Ghana, in West Africa, is dotted with fortified trading posts between 1482 and 1786, which are enlarged by 500 km (310 miles) along the coast.

Castles and fortresses were built through merchants sometimes in Ghanaian history, portraying an image of the brutal and tragic surrender of colonialism.

The lifted fortifications come with structures built across Portugal, Spain, Denmark, Sweden, Holland, Germany and the United Kingdom.

This infrastructure played a role in the gold industry and, later, in the fall of the slave industry between Africa and America; all of whom now face a high-risk risk due to higher waves of typhoons and erosion.

In Namibia, southern Africa, high temperatures create the ideal for fungi and microbial life on rocks to explode.

This is a novelty for the vast rock art in places like Twyfelfontein in Namibia’s Kunene region, which has one of the largest concentrations of rock art in Africa; some of which date back at least 2000 years.
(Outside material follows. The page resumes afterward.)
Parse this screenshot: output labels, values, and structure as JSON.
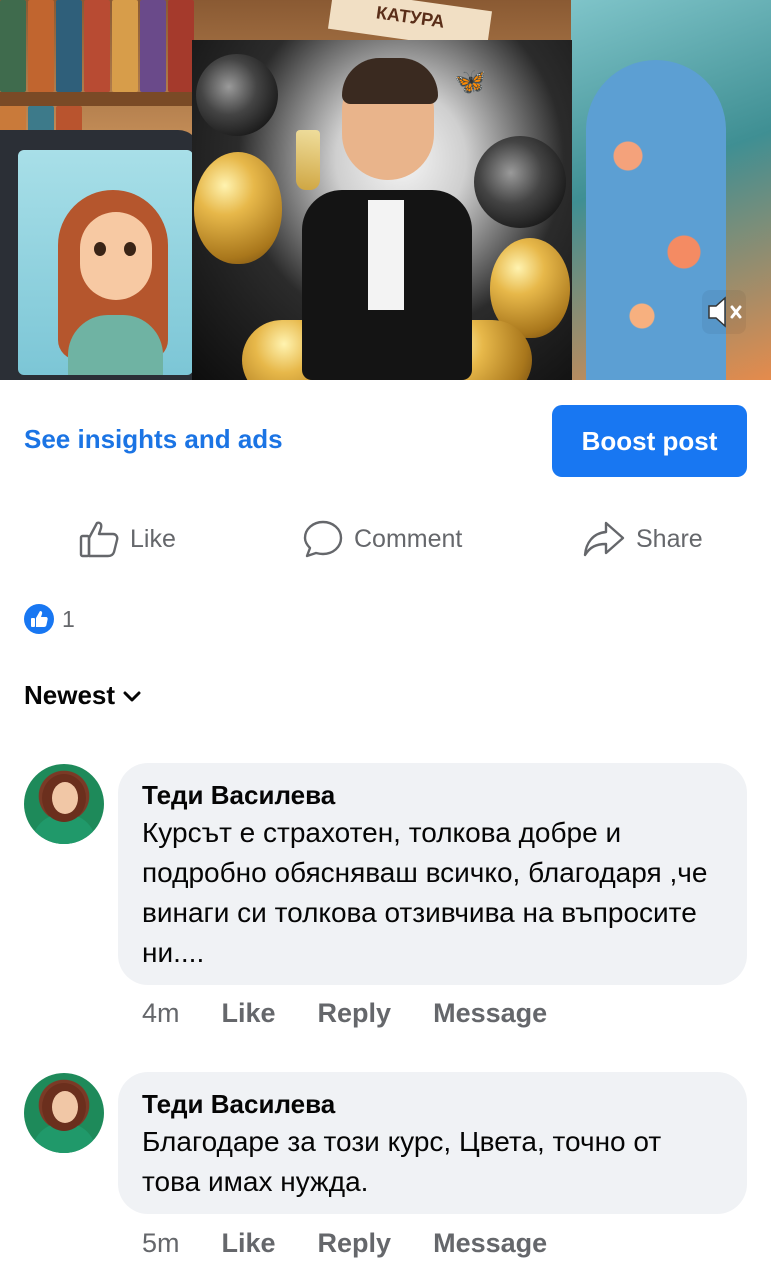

In North Africa, Mali is home to some of the continent’s most iconic stone castles.

Djenné’s approximately 2,000 houses date back to 250 BC and thousands of years later have become a channel that has allowed the expansion of Islam in West Africa.

Today, emerging temperatures and drylands have led to declining yields, declining incomes and declining populations.

Scientists claim that, in the long run, dominance can be absolutely baffled and lost forever.